Kampanye itu didukung banyak pesepak bola profesional, mulai dari Yaya Toure, Hector Bellerin, Gareth Bale, Jesse Lingard, dan banyak lagi. Semuanya memberikan alasan menarik untuk berdiri bersama menumbangkan perilaku primitif.
”Kami berdiri menentang perilaku rasis. Kami menyadari tanggung jawab kami dan memilih untuk bersuara melawan rasis dalam sepak bola,” tulis Toure dalam akun Twitter.
Bellerin, bek Arsenal asal Spanyol, meminta pendukung, pemain, dan pihak berkepentingan mengambil aksi untuk mengembalikan sepak bola sebagai sebuah permainan semua orang. ”Ini adalah permainan seimbang untuk semuanya. Kami merasa ini semua sudah cukup,” tulisnya.
PFA menjelaskan, tujuan kampanye ini lebih jauh dari sekadar imbauan di media sosial. Dengan kampanye, mereka berharap otoritas berkepentingan, seperti UEFA, bisa lebih tegas dalam menindak rasisme di dalam dan di luar lapangan.

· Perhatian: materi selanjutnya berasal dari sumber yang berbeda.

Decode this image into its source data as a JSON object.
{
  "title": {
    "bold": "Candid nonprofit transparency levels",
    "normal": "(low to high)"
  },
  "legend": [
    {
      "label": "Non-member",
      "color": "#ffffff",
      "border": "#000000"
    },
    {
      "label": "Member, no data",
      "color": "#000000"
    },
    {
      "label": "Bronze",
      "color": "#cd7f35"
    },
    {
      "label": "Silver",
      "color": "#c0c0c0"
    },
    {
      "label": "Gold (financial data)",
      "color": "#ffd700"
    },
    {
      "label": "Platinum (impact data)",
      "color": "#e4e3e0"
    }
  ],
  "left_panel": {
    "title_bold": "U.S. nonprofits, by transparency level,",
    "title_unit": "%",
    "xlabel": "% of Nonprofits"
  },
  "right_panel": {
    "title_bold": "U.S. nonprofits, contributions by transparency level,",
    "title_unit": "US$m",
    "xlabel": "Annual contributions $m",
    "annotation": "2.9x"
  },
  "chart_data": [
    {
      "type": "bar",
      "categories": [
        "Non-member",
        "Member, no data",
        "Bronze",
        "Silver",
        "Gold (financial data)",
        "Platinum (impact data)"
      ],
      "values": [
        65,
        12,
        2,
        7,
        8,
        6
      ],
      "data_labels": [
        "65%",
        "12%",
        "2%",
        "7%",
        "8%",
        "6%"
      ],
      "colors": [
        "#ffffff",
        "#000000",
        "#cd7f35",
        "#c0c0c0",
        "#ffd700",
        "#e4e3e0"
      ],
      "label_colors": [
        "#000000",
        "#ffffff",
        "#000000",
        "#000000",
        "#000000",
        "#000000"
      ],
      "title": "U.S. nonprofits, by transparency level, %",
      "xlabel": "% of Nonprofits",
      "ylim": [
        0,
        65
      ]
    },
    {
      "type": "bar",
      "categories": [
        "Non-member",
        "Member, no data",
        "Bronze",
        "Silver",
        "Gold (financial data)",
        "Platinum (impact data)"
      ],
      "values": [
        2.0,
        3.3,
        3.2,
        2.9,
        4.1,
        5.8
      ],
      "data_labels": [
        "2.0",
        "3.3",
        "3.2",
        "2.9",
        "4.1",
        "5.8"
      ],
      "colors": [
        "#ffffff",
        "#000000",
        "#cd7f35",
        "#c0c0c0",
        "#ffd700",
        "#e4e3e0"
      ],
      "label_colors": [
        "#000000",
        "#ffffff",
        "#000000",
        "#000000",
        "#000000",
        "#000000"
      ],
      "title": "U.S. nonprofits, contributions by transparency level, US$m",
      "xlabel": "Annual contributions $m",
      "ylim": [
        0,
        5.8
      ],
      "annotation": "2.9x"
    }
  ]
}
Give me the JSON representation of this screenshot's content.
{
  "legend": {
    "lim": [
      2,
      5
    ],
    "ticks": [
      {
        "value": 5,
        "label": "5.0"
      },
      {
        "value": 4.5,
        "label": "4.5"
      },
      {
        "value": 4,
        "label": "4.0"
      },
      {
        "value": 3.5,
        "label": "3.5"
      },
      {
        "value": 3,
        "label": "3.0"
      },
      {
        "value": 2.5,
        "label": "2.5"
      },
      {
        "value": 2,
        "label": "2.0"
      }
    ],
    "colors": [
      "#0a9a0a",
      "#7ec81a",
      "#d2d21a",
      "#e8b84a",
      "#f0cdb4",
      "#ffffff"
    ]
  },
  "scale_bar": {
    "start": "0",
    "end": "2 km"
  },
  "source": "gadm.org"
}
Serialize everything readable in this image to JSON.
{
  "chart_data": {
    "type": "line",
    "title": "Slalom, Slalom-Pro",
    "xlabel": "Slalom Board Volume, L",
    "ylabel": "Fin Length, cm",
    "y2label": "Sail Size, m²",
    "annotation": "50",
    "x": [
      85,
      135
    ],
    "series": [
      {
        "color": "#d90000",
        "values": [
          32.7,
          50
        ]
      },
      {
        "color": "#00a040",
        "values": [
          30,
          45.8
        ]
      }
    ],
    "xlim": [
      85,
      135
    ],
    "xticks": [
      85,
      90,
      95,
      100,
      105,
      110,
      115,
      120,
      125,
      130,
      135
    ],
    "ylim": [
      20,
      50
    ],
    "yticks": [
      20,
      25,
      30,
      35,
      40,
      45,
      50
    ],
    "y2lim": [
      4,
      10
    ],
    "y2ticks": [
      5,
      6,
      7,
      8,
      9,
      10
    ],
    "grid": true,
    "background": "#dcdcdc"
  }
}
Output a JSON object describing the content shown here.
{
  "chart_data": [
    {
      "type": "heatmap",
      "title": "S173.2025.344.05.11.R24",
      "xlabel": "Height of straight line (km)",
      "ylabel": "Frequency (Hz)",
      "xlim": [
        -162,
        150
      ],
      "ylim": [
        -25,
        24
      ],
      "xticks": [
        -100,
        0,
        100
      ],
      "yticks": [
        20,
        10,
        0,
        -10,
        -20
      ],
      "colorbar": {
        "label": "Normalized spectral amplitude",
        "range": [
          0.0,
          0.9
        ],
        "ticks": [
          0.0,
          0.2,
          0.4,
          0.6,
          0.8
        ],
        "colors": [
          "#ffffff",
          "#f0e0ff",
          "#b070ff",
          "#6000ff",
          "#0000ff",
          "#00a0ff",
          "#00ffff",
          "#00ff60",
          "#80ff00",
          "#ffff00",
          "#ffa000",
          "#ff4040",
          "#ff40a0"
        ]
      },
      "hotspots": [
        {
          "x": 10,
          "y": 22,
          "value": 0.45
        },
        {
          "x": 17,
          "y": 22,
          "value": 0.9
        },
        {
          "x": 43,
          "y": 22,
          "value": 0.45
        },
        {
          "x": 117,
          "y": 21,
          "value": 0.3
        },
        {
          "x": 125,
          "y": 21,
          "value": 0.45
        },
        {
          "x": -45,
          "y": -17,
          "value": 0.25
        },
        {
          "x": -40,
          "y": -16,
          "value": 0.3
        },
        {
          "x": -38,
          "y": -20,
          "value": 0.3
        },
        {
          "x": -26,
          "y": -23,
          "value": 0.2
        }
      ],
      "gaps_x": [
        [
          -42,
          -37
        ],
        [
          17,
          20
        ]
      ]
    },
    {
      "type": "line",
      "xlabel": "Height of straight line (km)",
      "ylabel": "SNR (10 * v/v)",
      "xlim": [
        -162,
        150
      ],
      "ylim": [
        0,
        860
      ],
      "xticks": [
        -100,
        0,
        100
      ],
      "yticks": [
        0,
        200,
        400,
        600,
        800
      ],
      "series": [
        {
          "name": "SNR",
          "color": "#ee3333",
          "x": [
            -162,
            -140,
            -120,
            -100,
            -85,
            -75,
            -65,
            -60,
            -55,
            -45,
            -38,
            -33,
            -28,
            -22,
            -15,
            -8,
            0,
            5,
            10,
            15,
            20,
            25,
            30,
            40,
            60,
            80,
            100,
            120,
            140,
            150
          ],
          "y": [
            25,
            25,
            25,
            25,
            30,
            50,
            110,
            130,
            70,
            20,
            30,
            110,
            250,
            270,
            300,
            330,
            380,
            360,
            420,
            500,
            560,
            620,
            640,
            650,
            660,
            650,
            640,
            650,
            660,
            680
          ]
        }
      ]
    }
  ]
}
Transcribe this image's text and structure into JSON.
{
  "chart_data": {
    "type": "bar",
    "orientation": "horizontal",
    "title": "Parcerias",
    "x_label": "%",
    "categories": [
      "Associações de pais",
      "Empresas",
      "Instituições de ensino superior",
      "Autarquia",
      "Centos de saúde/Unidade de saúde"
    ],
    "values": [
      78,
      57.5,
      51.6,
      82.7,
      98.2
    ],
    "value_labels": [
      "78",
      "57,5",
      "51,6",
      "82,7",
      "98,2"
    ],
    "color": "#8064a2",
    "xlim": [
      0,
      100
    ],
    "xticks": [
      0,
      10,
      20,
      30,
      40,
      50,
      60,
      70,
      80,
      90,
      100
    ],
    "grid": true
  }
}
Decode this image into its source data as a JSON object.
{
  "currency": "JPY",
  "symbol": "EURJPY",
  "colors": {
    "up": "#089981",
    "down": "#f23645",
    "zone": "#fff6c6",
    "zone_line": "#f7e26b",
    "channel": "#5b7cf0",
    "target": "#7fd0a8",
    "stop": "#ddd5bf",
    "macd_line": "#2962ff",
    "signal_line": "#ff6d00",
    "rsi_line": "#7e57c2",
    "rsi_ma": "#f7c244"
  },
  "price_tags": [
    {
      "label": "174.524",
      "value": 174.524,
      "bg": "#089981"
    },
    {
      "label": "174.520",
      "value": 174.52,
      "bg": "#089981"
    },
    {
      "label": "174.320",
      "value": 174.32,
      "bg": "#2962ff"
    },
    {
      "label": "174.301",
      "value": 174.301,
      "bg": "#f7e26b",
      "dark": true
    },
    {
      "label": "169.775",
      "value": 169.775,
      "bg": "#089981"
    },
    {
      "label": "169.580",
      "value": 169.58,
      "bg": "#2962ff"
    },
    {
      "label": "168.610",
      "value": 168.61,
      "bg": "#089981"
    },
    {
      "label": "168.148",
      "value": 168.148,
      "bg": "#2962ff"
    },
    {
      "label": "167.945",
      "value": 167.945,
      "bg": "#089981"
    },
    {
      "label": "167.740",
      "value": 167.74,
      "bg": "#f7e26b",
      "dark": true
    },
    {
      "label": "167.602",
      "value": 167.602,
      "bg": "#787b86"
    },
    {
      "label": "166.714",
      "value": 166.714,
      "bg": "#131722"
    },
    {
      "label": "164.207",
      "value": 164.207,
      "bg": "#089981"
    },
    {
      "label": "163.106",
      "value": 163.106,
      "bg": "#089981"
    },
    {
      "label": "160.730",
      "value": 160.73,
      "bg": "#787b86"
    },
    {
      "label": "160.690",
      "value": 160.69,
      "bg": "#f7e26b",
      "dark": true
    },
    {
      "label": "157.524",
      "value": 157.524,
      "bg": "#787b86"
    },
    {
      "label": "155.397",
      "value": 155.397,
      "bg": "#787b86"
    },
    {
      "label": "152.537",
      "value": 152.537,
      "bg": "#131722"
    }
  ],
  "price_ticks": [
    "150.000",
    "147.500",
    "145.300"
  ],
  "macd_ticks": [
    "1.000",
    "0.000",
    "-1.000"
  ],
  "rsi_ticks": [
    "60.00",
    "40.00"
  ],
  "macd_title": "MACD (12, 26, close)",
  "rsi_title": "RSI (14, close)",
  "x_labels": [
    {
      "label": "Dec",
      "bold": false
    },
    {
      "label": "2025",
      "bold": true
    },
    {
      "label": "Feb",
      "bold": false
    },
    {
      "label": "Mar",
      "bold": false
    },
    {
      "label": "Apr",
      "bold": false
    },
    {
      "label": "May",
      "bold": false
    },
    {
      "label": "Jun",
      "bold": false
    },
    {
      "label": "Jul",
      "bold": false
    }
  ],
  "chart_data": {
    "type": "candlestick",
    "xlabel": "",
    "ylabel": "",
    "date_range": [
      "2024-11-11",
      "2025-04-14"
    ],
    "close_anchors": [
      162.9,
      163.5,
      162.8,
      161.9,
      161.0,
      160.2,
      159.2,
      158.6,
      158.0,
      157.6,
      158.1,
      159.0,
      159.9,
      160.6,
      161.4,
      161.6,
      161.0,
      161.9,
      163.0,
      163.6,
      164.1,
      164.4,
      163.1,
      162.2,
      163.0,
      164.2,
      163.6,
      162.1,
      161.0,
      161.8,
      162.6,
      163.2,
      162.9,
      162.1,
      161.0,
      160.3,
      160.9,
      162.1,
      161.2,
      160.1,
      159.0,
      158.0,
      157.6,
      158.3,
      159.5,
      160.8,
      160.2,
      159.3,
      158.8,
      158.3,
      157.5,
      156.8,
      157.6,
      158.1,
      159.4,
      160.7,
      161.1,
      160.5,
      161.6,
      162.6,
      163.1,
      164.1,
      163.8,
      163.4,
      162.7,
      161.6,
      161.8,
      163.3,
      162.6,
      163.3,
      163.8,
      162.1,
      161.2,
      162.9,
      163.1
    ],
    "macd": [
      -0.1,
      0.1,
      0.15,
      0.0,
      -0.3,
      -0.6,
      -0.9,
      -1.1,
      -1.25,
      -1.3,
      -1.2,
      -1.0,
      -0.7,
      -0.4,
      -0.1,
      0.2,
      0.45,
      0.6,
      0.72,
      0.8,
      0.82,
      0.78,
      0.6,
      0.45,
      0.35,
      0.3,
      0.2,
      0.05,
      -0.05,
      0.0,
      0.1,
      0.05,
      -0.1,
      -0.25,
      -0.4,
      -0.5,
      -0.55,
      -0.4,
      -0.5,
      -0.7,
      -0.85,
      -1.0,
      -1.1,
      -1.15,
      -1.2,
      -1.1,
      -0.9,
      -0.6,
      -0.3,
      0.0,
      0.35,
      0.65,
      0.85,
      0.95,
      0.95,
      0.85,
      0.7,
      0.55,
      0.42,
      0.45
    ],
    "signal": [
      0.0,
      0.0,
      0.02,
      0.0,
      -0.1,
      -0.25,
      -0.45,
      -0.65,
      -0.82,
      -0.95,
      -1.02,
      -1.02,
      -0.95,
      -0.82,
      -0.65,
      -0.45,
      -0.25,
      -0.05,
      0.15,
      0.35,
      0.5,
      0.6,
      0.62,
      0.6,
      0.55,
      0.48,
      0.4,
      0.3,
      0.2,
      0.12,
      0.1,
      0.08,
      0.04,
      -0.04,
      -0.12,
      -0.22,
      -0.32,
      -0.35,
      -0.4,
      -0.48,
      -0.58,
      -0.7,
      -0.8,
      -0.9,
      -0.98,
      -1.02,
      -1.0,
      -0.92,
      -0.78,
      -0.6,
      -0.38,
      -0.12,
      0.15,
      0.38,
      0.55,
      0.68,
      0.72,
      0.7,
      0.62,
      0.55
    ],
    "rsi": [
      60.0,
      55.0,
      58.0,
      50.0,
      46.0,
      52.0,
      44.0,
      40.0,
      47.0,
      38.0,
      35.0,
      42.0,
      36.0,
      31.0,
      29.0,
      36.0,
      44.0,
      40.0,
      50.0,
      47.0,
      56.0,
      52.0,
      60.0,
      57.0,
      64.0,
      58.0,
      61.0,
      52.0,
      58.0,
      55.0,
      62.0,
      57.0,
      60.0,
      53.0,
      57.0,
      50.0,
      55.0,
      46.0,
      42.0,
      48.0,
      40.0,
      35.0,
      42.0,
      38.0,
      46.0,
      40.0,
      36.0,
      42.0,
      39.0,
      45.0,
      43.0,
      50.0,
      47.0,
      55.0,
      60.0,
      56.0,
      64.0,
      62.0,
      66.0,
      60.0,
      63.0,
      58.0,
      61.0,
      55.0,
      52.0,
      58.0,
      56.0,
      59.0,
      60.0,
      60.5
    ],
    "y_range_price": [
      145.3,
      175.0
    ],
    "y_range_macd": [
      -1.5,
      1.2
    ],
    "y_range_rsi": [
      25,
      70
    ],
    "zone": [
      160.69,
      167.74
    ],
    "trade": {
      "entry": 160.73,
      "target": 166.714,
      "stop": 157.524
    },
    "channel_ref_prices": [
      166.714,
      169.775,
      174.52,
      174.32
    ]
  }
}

Tanpa ketegasan dari otoritas, kampanye besar tersebut hanya percuma. Dalam peraturan UEFA, wasit berhak menghentikan pertandingan jika melihat tindakan rasis dari pendukung. Instruksi itu juga dipertegas oleh Presiden UEFA Aleksander Ceferin.
Namun, di lapangan, ”para pengadil” masih belum tegas dan punya standar jelas untuk menghentikan laga. Biasanya pertandingan hanya dihentikan beberapa menit sampai penonton tenang. Setelah itu, laga dilanjutkan dan pendukung tersebut tidak diberikan sanksi apa pun.
Sepak bola yang mencerminkan sportivitas seharusnya menjadi awal mula berhentinya rasisme, bukan justru menjadi pemicunya. Nelson Mandela, tokoh perlawanan terhadap perbedaan ras, mengatakan hal tersebut.
”Sepak bola punya kekuatan mengubah dunia, bisa menciptakan harapan saat hanya ada keputusasaan. Hal ini lebih kuat untuk memecah hambatan ras,” kata Mandela sebelum meninggal pada 5 Desember 2013.
Sepak bola terlalu membosankan dengan membagi dua warna, hitam dan putih. Yang paling cocok mewakilkan rumput hijau seluas 68 meter x 105 meter adalah pelangi, menandakan keindahan permainan dan keragaman pelakunya. Hanya saja, pelangi tersebut sedang muram saat ini. (AP/REUTERS)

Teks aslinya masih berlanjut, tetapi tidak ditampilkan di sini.